Anansi’s spider body had leapt onto the makeup desk a few yards away. She watched Thomas intently with her large black eyes, rabbit ears twitching at every subtle sound.
“That’s my intelligence spirit,” I said, guiding my brush between two paper spiders whose hind legs were texturing the paint into layered drake scales. “She helps me control my magic.”
“Are you… fucking lying to everyone about your powers? Are you actually some kind of spider mage?”

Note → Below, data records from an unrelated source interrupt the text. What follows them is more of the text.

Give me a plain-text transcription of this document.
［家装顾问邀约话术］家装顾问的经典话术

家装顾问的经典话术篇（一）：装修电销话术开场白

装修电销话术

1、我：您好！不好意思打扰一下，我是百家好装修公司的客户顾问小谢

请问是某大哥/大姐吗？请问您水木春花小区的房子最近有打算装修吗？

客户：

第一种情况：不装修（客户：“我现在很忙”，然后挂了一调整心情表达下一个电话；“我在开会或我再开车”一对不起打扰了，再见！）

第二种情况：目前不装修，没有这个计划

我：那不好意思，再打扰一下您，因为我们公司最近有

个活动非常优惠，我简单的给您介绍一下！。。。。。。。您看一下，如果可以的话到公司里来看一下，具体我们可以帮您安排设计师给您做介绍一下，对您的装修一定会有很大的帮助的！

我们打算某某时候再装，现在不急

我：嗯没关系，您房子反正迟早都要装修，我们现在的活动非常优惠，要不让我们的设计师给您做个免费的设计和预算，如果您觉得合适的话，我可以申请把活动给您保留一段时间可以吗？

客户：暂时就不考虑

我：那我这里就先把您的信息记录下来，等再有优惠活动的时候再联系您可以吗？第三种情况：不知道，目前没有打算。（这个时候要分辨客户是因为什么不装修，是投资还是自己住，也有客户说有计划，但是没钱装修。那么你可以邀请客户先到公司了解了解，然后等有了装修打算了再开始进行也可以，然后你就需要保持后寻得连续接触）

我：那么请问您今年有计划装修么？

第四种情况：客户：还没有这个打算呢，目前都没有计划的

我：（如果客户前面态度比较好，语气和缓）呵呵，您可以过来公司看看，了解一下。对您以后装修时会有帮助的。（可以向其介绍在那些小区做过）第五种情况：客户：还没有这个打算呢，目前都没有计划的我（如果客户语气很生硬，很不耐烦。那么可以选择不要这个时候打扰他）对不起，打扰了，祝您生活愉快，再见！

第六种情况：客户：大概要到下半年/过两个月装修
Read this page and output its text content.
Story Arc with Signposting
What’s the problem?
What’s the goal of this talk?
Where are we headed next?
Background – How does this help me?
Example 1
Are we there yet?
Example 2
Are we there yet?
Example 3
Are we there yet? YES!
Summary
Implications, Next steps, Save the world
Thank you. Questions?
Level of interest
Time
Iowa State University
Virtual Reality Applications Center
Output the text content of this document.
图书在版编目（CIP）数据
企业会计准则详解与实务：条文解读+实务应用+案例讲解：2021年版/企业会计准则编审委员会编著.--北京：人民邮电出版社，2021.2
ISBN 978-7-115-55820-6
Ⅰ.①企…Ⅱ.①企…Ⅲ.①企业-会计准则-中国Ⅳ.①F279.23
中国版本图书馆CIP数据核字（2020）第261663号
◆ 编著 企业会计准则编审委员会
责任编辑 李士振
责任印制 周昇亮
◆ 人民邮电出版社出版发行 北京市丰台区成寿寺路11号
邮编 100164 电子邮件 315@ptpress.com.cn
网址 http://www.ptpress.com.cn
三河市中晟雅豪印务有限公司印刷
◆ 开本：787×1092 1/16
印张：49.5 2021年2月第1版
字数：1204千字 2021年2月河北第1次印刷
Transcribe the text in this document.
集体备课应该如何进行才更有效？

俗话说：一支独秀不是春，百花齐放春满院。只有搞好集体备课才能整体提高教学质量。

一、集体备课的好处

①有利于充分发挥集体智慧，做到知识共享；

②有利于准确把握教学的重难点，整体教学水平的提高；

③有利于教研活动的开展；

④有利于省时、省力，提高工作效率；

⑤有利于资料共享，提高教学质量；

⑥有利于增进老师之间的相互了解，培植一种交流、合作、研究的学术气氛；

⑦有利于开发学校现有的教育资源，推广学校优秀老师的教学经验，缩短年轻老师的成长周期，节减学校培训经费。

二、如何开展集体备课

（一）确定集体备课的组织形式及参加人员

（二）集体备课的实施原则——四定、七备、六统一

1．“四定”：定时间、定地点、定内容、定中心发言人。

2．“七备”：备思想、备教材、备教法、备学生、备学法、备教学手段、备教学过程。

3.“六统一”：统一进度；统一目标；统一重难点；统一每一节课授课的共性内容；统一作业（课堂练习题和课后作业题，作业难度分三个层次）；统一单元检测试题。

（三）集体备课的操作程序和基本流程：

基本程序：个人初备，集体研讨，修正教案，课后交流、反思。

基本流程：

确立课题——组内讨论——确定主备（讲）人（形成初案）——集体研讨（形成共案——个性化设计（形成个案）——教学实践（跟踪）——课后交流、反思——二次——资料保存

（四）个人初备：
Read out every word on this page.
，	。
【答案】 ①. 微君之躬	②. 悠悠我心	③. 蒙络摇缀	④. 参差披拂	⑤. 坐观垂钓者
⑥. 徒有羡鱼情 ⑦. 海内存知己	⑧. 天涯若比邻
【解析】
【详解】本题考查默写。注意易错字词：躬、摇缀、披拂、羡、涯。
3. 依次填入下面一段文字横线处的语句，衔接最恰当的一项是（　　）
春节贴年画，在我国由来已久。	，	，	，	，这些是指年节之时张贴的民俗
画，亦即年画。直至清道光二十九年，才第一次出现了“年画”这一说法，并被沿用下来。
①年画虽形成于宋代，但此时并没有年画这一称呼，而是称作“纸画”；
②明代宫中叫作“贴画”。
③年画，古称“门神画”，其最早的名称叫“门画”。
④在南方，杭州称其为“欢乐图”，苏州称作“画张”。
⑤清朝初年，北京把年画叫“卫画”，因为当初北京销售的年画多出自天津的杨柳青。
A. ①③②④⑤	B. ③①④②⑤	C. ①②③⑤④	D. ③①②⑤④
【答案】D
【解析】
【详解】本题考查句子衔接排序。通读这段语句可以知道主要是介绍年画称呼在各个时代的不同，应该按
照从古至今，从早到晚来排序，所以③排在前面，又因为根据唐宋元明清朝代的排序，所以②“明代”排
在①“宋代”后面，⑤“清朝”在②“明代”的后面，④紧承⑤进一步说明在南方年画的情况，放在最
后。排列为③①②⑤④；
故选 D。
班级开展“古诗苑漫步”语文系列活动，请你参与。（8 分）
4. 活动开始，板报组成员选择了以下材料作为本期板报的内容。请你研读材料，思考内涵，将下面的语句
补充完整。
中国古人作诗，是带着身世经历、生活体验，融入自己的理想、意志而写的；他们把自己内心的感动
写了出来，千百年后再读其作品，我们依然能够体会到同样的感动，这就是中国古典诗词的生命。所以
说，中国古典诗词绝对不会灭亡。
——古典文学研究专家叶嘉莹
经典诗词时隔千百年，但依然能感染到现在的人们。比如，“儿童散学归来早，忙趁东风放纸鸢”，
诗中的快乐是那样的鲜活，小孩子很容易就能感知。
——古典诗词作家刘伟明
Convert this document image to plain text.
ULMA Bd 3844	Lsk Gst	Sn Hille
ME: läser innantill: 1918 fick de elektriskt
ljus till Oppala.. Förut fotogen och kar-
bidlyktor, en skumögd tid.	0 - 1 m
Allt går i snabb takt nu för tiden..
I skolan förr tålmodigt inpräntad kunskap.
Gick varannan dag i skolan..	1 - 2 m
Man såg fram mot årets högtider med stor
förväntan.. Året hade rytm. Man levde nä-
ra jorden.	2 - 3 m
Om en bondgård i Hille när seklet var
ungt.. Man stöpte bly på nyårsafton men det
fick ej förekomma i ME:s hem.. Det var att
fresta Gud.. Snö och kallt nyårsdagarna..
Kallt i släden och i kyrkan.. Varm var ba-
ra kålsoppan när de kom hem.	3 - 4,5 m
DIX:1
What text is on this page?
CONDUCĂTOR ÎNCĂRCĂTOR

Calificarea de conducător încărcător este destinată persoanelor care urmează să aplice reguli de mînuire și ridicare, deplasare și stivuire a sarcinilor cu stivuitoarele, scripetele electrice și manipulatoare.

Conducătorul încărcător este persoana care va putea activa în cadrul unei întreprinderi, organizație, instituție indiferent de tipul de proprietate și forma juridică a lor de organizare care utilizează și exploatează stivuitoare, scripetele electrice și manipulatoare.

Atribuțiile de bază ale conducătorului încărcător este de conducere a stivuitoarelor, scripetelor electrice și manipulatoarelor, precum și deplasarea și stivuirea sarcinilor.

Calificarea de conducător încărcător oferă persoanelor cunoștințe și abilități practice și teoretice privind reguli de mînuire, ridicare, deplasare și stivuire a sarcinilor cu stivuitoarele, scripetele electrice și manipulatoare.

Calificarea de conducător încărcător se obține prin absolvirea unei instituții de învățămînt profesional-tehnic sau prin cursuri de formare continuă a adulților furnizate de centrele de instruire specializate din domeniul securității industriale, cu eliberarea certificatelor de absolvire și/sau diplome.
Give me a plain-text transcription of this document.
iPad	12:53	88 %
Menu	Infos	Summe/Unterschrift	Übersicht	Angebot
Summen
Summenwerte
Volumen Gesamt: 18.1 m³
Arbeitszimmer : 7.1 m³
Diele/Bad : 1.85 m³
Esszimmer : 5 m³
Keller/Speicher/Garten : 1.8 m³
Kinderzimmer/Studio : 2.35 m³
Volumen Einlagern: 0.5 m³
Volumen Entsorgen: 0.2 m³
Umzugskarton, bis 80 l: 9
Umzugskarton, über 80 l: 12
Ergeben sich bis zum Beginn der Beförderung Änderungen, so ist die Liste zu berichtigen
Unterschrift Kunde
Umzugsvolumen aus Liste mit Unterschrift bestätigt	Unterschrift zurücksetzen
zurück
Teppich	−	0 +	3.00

“I try to lie less with every passing day. And no, I’m not a master of the Domain of Spiders. Though what they represent matters to me—as an artist. They’re creators too. In literature and folklore, they’re often symbols of craftsmanship.”
“For real?”
“For real.”
I painted half-metal, half-organic stabilizers along his arm. Two spiders mirrored my movements on the other side while the rest continued layering scales over the ruby base coat. It was already starting to look formidable.
“Why is it staring at me like that?” he asked.
“Maybe because you’re the asshole who almost hit me for trying to give you what you asked for.”
“My initial anger’s fading,” he admitted, “but I still don’t know if this is the right move, Alexa. I need to think it through. So respectfully—fuck off.”
Gertrude MonkeyWhile Elle was busy coloring the big white guy for her assignment, I finished packing two Glock 19 FS Gen Fives and a Sig Sauer MPX. I wasn’t a gun nerd, so I relied on the clerk’s recommendations, but I wanted both the handgun and the long-barrel weapon to run on the same 9mm ammunition so I could carry only one type of round.
Various differently painted types of ammunition went into specially prepared boxes, which I anchored into a hastily made Weaponry spellbook—a simple sketchbook I slipped into my backpack. I added two spare magazines as well, just in case teleportation failed.
I threw in Equinox for good measure, along with a pack of explosive cards.
The weapons had been repainted with heat-resistant coatings, each given a distinct aesthetic. One pistol I styled as an angelic, holy weapon—gold, white, and pale blue, adorned with feather motifs, golden halos, and fragments of scripture for good fucking measure. The second was its opposite: fire and brimstone, blackened steel from the depths of hell. The rifle I redesigned to resemble a futuristic death ray, something that could pass for a portable laser weapon.
I would have preferred this whole thing to go as smoothly as possible. But for that to happen, I needed to be ready to wage war on anything that came even remotely close.